April 6, 2015
In response to news of the racist chant by the Oklahoma University fraternity chapter, Sigma Alpha Epsilon, a mass email was sent out to UCCS clubs and organizations on March 13.
The email, written by Homer Wesley, vice chancellor for Student Success and Enrollment Management, acted as a reiteration of UCCS’ anti-discrimination policies.
“Basically what the message said was that this incident involving this fraternity was a racist, hurtful song and it was beyond horrible … and completely something that is not acceptable,” said Brad Bayer, executive director of Student Life and Leadership.
“What we’ve been talking to some of these groups about is that, you know, are we a campus where we’re willing to step up and voice objection to racist, homophobic, sexist and otherwise discriminatory actions,” said Bayer. “So our message is let’s continue to build that here.”
UCCS clubs and organizations are required to be open to all students, regardless of age, gender, sex, race, social status or other factors.
“The message is that student leaders play a critical role in the leadership and continue to provide an inclusive campus environment,” Bayer said.
He said that as far as he is aware, UCCS has not had a similar issue to the Oklahoma incident in the past.
“I’ve heard some positive feedback too from individuals that they feel safe here and included,” Bayer said.
Although the email went out to all clubs and organizations, Bayer said that there will be follow-up specifically with the presidents of campus Greek organizations.
“We’re not associated with [OU SAE’s] actions,” said Travis Tafoya, president of the UCCS chapter of SAE. “We stand against that; we’re making moves to make sure our chapter is not like that and will never be like that.”
“The OU president said that it was taught, and that is definitely not true,” he said.
The UCCS SAE social fraternity has been on campus for five years and has 38 active members that perform community service, co-sponsor events with the Office of Student Activities and participate in many other events on campus.
Members must have a 2.5 GPA and be involved in another organization on campus. According to Tafoya, about 25 percent of SAE members work on campus.
“Our main goal is having a social place of brotherhood for college men and also having a place where people are able to grow and better themselves during their college career,” he said.

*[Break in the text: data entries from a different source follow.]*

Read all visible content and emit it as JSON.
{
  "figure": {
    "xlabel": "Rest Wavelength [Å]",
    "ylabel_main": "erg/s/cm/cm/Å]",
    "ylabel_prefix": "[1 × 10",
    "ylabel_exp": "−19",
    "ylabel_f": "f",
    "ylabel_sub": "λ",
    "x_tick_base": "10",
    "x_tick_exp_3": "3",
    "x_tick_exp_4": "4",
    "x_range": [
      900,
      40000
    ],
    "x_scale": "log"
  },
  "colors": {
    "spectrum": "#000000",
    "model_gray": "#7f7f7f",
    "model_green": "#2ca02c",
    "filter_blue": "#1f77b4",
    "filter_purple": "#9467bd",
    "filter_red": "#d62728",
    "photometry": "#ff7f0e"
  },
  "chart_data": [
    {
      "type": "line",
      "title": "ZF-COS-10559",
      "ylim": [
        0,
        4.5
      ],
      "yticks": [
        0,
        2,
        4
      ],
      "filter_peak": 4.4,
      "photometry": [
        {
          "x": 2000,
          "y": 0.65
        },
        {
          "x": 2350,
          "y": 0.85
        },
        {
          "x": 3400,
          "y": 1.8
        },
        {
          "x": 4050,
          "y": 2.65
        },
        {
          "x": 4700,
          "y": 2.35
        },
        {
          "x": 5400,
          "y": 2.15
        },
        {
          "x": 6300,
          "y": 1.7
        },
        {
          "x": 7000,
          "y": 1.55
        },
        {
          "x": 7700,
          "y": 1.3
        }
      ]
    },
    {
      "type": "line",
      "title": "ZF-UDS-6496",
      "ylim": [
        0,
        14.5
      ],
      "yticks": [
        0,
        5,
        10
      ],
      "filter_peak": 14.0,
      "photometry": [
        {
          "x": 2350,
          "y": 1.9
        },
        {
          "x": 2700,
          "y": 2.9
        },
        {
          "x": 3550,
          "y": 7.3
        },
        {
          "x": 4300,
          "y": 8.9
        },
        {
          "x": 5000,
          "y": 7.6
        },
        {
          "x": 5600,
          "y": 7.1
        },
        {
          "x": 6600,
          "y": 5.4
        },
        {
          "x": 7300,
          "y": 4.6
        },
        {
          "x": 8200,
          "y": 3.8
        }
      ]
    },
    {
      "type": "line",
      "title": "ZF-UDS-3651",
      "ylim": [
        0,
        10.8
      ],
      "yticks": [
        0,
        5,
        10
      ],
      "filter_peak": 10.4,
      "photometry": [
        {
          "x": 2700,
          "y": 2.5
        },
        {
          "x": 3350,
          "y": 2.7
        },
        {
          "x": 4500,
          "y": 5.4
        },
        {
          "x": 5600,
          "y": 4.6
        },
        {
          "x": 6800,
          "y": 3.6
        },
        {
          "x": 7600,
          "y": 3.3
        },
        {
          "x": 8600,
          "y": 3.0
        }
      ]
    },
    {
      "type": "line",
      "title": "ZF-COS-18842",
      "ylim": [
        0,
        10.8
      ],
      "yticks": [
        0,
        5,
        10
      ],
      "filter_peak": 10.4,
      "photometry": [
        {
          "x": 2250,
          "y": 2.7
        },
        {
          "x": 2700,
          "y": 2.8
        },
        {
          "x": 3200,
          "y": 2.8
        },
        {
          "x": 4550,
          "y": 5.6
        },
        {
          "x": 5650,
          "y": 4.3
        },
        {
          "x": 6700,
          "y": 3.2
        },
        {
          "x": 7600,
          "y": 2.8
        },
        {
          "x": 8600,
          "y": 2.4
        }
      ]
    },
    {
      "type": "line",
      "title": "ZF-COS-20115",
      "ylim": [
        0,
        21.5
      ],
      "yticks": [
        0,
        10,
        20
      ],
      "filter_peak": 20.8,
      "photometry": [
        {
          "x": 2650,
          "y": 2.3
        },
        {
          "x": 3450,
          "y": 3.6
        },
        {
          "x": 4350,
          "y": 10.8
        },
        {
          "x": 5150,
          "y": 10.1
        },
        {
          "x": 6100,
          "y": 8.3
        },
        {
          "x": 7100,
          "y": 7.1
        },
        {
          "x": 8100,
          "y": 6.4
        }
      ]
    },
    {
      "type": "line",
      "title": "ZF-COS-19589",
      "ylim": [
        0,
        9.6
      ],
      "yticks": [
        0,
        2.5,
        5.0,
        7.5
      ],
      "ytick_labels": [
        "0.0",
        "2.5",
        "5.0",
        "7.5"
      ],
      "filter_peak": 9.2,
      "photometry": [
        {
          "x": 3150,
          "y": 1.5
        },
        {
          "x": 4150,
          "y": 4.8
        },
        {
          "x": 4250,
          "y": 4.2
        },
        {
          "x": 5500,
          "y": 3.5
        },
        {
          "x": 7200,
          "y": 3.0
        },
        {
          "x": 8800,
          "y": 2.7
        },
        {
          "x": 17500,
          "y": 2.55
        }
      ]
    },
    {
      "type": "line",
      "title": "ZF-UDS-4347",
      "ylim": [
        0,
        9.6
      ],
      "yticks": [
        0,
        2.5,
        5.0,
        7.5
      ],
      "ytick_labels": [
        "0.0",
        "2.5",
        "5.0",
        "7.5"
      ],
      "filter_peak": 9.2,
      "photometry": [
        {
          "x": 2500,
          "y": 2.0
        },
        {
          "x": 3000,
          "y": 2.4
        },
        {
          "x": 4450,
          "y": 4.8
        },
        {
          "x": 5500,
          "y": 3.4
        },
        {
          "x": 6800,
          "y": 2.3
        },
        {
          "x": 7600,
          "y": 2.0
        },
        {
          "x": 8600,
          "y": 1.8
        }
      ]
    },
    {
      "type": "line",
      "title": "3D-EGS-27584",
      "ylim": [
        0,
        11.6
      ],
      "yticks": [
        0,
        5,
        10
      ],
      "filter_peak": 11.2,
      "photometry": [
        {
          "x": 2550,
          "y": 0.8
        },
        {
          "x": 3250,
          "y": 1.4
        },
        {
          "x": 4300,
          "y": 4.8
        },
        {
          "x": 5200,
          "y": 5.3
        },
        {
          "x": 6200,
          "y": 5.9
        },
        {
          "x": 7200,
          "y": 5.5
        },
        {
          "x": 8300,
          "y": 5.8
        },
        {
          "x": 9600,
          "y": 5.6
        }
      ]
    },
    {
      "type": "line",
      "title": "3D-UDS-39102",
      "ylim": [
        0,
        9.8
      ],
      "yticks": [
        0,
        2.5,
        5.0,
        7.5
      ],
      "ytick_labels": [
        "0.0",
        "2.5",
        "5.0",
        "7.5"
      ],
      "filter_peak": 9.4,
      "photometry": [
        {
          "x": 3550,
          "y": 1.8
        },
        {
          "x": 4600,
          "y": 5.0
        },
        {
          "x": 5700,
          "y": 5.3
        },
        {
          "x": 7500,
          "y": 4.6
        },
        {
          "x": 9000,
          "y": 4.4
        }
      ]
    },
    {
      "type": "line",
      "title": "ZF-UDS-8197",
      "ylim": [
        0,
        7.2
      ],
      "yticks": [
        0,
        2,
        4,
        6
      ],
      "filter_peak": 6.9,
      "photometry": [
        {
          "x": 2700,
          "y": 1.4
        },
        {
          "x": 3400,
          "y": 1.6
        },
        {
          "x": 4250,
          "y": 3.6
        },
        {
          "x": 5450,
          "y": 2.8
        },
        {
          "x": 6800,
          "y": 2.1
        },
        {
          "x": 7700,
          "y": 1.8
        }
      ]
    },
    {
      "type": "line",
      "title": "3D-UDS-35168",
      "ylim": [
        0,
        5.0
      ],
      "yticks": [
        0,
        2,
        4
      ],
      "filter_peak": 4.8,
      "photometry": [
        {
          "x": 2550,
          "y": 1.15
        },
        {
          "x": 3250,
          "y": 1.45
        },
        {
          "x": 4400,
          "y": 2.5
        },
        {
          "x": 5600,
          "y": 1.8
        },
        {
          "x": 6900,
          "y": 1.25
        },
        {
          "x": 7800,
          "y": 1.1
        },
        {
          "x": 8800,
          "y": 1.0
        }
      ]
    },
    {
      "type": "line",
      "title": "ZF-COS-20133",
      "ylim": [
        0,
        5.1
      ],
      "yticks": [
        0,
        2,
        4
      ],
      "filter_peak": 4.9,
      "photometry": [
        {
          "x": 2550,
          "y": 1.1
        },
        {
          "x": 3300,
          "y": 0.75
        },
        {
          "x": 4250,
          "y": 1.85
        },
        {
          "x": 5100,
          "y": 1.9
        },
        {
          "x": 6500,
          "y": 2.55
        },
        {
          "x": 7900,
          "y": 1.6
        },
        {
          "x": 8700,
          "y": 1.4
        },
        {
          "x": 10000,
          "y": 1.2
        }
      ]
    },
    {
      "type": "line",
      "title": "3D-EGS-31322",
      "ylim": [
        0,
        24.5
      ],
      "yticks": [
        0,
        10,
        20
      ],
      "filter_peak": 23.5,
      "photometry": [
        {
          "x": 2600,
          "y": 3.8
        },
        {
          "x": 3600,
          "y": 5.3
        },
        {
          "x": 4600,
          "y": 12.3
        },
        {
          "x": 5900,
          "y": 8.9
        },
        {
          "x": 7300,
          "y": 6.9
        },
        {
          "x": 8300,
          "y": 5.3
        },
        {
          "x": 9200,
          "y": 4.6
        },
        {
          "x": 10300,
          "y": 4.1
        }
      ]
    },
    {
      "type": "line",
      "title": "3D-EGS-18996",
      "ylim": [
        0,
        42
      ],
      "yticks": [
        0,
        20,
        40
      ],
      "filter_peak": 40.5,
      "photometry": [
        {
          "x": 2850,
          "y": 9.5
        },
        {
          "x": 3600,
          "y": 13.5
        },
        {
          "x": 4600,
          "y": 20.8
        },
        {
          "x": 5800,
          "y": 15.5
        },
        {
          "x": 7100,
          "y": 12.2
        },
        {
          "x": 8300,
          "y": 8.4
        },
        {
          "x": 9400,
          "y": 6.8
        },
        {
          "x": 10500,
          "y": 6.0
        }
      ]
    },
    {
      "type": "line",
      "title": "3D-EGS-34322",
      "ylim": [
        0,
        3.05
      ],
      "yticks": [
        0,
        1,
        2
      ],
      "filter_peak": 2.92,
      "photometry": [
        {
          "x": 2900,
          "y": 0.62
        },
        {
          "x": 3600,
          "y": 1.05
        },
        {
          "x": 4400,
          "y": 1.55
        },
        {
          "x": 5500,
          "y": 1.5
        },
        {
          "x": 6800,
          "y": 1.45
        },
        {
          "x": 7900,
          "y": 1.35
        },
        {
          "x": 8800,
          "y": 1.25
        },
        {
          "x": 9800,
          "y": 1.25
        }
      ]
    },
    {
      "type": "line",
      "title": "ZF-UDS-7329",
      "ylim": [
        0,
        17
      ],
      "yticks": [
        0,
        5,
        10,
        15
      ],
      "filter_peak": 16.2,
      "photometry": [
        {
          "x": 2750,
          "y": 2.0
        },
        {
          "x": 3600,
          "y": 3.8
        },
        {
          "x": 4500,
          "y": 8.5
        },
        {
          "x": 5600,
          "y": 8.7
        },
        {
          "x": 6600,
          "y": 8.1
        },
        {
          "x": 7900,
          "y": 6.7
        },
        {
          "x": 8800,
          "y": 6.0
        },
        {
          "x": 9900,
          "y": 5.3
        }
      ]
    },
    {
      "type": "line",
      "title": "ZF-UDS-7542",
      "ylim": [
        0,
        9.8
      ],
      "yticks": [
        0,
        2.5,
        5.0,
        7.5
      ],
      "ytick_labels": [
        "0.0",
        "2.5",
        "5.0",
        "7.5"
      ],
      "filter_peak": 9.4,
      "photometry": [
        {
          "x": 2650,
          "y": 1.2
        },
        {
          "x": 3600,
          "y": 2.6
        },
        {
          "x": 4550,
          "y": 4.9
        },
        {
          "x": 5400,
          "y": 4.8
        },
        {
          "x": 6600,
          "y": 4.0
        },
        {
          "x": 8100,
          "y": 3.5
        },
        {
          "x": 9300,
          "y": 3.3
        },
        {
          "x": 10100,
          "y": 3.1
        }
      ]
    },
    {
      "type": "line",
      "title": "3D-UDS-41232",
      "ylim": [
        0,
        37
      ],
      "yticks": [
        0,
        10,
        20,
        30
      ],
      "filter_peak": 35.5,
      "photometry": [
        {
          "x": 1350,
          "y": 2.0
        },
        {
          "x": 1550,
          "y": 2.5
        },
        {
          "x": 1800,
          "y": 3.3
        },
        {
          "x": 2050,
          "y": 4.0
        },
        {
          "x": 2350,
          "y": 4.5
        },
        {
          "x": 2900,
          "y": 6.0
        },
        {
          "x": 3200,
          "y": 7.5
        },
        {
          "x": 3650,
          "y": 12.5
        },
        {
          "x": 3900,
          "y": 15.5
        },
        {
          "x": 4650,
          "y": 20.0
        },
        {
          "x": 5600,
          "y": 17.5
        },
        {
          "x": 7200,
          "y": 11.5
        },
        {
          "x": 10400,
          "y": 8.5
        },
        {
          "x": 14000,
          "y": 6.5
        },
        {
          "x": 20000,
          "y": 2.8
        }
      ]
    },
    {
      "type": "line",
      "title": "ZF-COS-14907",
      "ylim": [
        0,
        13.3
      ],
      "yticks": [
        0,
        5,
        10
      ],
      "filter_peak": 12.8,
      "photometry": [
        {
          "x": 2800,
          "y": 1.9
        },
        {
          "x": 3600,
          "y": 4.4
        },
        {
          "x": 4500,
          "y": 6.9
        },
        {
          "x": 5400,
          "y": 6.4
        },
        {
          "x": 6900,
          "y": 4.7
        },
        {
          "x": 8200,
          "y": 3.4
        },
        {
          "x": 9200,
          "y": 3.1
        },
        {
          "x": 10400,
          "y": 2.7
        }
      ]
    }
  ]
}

Tafoya said that the only relation the chapter has to the OU SAE is their name.
“After all this happened, our chapter kind of came together and … we kind of got proud of ourselves because we’re not like that. Our chapter is extremely diverse,” he said.
“We have not heard, seen or have been a part of anything related to that incident or related to any incident regarding racial issues or misconduct like that.”
Following the incident, UCCS SAE’s regional director spoke to the fraternity about how to move forward.
Tafoya is working with MOSAIC and the Office of Discrimination and Harassment to set up trainings for members of SAE and have a Greek-wide event for them to speak to the Greek organizations on campus to ensure that a similar incident will not occur at UCCS.
Additionally, the national organization of SAE has mandated that all members complete online training between now and April 30.
Tafoya said the UCCS SAE has never had to deal with this sort of issue before.
“It kind of put us in an awkward position that you know, it’s 2015, we’re in Colorado, we’ve never seen racial issues and now we’re having to address this to our chapter,” he said.
“I think that it’s an ongoing opportunity for us to define who we are and this is a campus that respects all and gives equal voice to all,” Bayer said.